Dan ketika kritik dianggap ancaman, ruang diskusi langsung menyempit.
Padahal dalam demokrasi yang sehat, kritik—termasuk karikatur—adalah bagian dari kontrol sosial.
Kalau semua kritik harus “aman” dan “tidak menyinggung”, maka yang tersisa bukan jurnalisme, melainkan publisitas.
3. Demo Massal: Membela atau Justru Memperbesar?
Aksi demonstrasi sering dianggap sebagai bentuk perlawanan. Tapi dalam konteks ini, muncul pertanyaan yang lebih menarik:
Apakah demo ini efektif, atau justru kontraproduktif?

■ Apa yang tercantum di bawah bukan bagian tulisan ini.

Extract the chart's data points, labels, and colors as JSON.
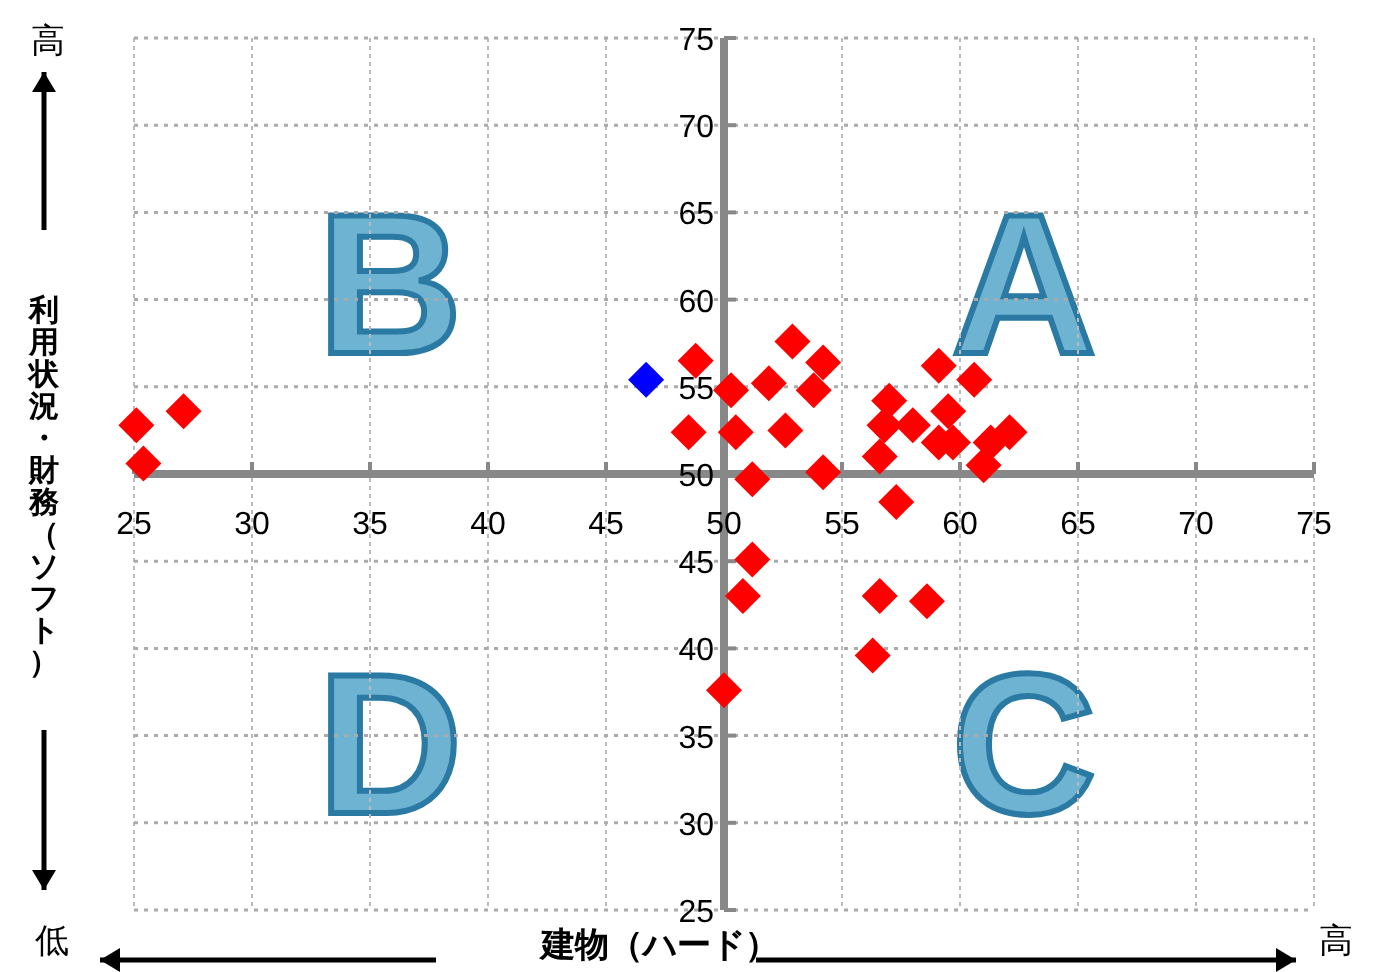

Dalam era digital, reaksi berlebihan justru memicu rasa ingin tahu publik. Semakin keras sebuah konten ditolak, semakin banyak orang yang mencarinya.
Akibatnya:
Karikatur yang mungkin awalnya terbatas, jadi viral
Laporan yang mungkin biasa, jadi sorotan nasional
Ini yang sering disebut sebagai efek bumerang.
Niat meredam, malah memperbesar.
Publik pun mulai bertanya:
“Kenapa sampai segitunya?”
Dan pertanyaan itu seringkali lebih berbahaya daripada isi kritik itu sendiri.
4. Pergeseran Isu: Dari Substansi ke Sensasi
Hal yang paling perlu diwaspadai dari dinamika ini adalah pergeseran fokus.
Awalnya, perhatian publik tertuju pada isi laporan Tempo. Tapi setelah gelombang aksi muncul, fokus itu bergeser menjadi soal kemarahan kader dan polemik di jalanan.
Substansi hilang, sensasi yang menang.
Dalam komunikasi politik, ini bukan hal baru. Menggeser perhatian publik seringkali lebih efektif daripada menjawab isi kritik.
Akibatnya, masyarakat tidak lagi membahas:
Apakah laporan itu akurat?
Apakah datanya valid?
Melainkan sibuk memperdebatkan:
Siapa tersinggung?
Siapa paling keras bersuara?
Dan di titik itu, kualitas diskusi publik mulai menurun.
5. Ini Bukan Soal Siapa Benar, Tapi Cara Menjawab
Penting untuk dipahami: ini bukan soal membela media atau partai politik.
Ini soal bagaimana kita sebagai masyarakat merespons kritik.
Kalau benar, jawab dengan data.
Kalau salah, luruskan dengan fakta.
Tapi kalau responsnya adalah tekanan, mobilisasi, dan kemarahan kolektif,
maka yang sedang dibangun bukan demokrasi—melainkan ketakutan terhadap kritik.
Penutup
Hari ini yang dipersoalkan adalah karikatur.
Besok bisa jadi laporan investigasi.
Lusa, bisa jadi fakta yang tidak nyaman.
Pertanyaannya sederhana:
Apakah kita masih siap hidup dalam ruang yang terbuka terhadap kritik?
Atau kita mulai bergerak menuju ruang di mana suara keras lebih penting daripada kebenaran?
Karena jika setiap kritik dibalas dengan tekanan,
yang terancam bukan hanya media seperti Tempo—
tapi nalar publik itu sendiri.
Hari ini mereka marah pada gambar.
Besok, bisa jadi mereka marah pada fakta.
Dan saat itu terjadi,
yang hilang bukan sekadar kepercayaan—
tapi keberanian untuk berpikir jernih.